Extended Data Fig. 9. Reference mapping of the neural organoid morphogen screen data to HNOCA and the human developing brain atlas.

(a) UMAP embedding of the human developing brain atlas and neural organoid morphogen screen data sets based on the joint scANVI latent space colored by brain region (left) and data set (right). (b) UMAP embedding of HNOCA and the screen data sets based on the joint scPoli latent space colored by annotated cell type (left) and data set (right). (c) scPoli UMAP embedding of the HNOCA colored by cell type (left) and max presence score across all data sets (right). (d) Heatmap showing min-max scaled average presence scores of each condition in the screen data set in HNOCA data sets. (e) Heatmap showing min-max scaled average presence scores of each condition in the screen data set in each leiden cluster in HNOCA, ordered by annotated cell type. (f) UMAP embeddings of HNOCA (left) and the human developing brain atlas (right) colored by presence scores for each condition group in the screen data set. (g) UMAP embeddings of the human developing brain atlas (upper) and screen data set (lower) colored by coexpression scores of clusters with gained coverage in the screen data set.

Extended Data Fig. 10. Disease-modeling neural organoid scRNA-seq atlas and data projection based extension of HNOCA.
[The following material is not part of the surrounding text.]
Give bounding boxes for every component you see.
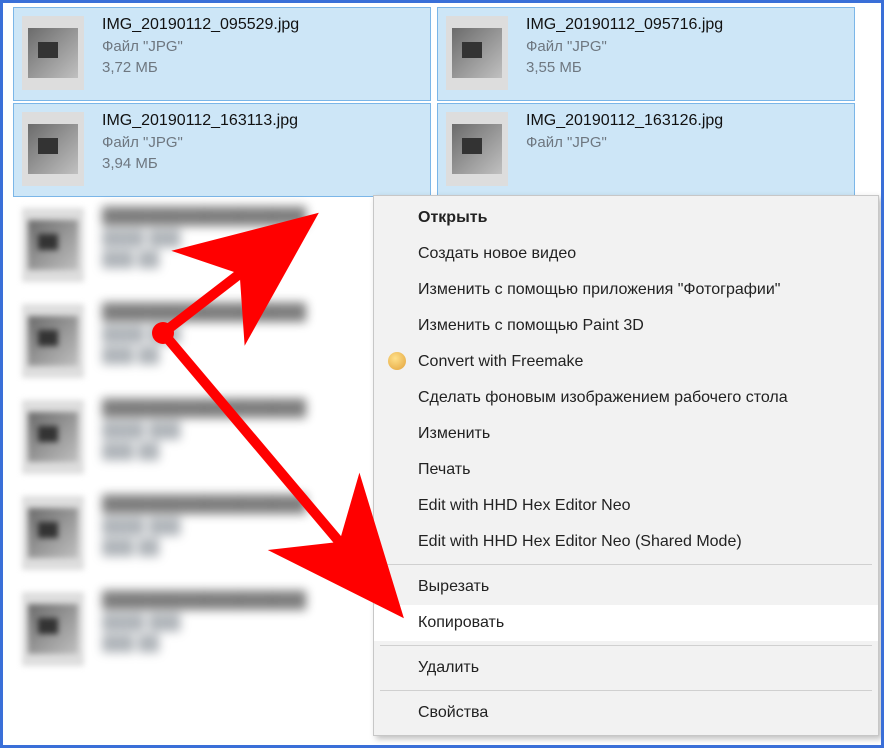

(a-c) UMAP of the unintegrated disease-modeling neural organoid atlas, colored by (a) publications, (b) disease status, (c) transferred level-2 annotation from HNOCA, and (d) transferred regional identities from HNOCA. (e) Dot plot shows expression of selected cell type markers in cells with different transferred cell class labels (level-1) from HNOCA. (f) Dot plot shows expression of selected regional markers in the predicted NPCs and neurons in the disease-modeling atlas with different transferred regional identities from HNOCA. In both (e) and (f), sizes of dots represent percentages of cells expressing the gene, and colors of dots represent the average expression levels. (g-j) UMAP of the glioblastoma GBM-2019 data set, colored by (g) samples, (h) predicted cell class labels (level-1) from the HNOCA projection, (i) expression of astrocyte markers GFAP and AQP4, and (j) the AQP4+ population selected for DE analysis with HNOCA. (k-n) UMAP of the fragile X syndrome FXS-2021 data set, colored by (k) samples, (l) predicted cell type annotation (level-2) from the HNOCA projection, (m) expression of dorsal telencephalic cell markers FOXG1, EMX1 and NEUROD6, (n) the dorsal telencephalic NPC and neuron subset for DE analysis with HNOCA. (o) PCA of the scPoli sample embeddings of samples in HNOCA and five additional data sets projected to HNOCA.